“I meet Milan Kučan at the entrance to a restaurant in Rateče. Because he is old, I hold the door for him. And he asks me: They haven’t locked you up yet? I look at him in surprise and ask if they haven’t locked him up yet, either. He says they have not. And I respond to him: Then, we are both still free,” Uroš Urbanija, Director of TV Slovenia, shared his experience of his close encounter with Milan Kučan.
Director of TV Slovenia, Uroš Urbanija, will remember his visit to Rateče on Friday very well, as Milan Kučan, the former first man of the communist regime, made a comment to him at the entrance of the restaurant that could have been interpreted as a threat of imprisonment. When Urbanija held the door for him, the “communist bully”, as former minister Vasko Simoniti described him, asked Urbanija, “They haven’t locked you up yet?”
This time, Kučan stepped out of his “nice little man” role he plays for the cameras and showed his true nature – undemocratic and totalitarian. He has shown that respect for the integrity of the individual and for human rights really means nothing to him and that he is intimately on the side of those who want to forcibly remove the current leadership of RTV – which, for the time being, is protected only by the Slovenian Constitution.
Kučan would still like to have the option to imprison people
His statement is particularly problematic because it is well known that Kučan was once the head of the entire repressive apparatus of the former totalitarian state, which flagrantly violated human rights, and under him, the secret police, the State Security Administration, killed political opponents and carried out terrorist actions. The influence of the former forces has persisted in the transition to an independent state, and the judiciary, in particular, is still used as a means of repressing opponents and maintaining the influence of the transitional left.
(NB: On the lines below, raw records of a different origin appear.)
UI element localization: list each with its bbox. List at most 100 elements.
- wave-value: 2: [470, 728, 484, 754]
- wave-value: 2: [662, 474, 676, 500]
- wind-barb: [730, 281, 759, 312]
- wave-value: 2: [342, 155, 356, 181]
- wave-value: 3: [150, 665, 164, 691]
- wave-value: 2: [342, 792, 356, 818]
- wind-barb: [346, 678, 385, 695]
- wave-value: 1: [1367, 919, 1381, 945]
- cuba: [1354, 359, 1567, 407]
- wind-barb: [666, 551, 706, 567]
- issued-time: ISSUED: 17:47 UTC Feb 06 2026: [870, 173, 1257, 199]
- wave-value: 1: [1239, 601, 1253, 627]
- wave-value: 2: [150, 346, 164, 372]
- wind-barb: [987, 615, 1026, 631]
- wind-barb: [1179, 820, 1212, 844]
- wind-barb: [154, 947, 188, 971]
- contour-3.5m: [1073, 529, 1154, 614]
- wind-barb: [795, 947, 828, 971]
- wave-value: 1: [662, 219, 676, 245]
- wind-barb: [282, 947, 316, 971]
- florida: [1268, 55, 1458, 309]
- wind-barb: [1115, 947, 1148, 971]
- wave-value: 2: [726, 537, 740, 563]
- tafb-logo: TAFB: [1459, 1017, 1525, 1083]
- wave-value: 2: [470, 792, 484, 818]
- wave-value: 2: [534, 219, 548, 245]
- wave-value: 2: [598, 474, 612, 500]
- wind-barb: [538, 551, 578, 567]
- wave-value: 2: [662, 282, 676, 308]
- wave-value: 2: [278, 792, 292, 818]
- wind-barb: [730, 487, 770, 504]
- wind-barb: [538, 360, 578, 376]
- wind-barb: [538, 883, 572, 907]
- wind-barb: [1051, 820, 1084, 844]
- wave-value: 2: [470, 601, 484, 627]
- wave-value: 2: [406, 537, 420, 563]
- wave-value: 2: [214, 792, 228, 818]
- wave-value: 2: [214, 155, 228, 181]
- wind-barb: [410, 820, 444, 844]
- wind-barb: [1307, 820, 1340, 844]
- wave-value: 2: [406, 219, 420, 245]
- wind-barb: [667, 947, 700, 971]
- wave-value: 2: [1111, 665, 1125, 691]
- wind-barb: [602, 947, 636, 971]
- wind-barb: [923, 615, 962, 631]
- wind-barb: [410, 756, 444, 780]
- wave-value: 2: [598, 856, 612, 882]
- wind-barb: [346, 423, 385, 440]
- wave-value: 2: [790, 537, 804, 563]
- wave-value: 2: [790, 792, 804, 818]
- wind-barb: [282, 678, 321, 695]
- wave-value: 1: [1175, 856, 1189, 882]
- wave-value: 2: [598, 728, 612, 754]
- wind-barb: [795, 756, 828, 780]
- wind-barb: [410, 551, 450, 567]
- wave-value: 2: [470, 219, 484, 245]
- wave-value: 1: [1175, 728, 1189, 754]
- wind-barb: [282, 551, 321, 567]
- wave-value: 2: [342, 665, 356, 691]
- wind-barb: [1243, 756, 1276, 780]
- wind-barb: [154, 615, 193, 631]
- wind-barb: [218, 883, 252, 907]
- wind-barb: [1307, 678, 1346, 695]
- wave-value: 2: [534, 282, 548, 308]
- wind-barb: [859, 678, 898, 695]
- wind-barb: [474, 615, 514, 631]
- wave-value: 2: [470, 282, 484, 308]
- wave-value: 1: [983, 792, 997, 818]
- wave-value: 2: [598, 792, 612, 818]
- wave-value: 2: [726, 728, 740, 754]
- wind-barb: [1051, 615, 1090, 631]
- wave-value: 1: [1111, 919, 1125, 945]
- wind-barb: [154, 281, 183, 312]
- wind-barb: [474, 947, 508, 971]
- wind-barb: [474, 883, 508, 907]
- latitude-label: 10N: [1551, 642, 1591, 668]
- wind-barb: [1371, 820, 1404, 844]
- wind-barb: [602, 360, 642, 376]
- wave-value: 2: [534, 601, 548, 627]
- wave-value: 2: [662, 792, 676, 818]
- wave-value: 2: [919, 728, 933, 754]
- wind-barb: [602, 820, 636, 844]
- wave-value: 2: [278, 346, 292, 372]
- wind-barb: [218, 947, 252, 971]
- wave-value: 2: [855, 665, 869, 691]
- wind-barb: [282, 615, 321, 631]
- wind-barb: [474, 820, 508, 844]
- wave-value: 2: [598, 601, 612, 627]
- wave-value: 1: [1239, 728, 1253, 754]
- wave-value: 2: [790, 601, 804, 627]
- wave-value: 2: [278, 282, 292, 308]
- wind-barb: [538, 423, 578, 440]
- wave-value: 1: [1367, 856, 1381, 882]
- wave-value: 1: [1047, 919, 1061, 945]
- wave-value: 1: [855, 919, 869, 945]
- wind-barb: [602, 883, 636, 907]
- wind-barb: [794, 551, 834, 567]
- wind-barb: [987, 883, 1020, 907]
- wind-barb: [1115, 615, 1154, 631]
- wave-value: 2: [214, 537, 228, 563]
The panic on the left is all the greater because the Constitutional Court has not yet acted in accordance with their expectations, since control of broadcasting is of existential importance to them. Whether the court’s decision will follow Kučan’s “omerta” will be known soon.
But this is not the first time that Kučan has lost his nerve and “fallen out”. A few years ago, he also shocked a POP TV journalist with a chauvinist statement – when she asked him a question that was not to his liking, he responded: “You aren’t married yet, right? You should work on that.”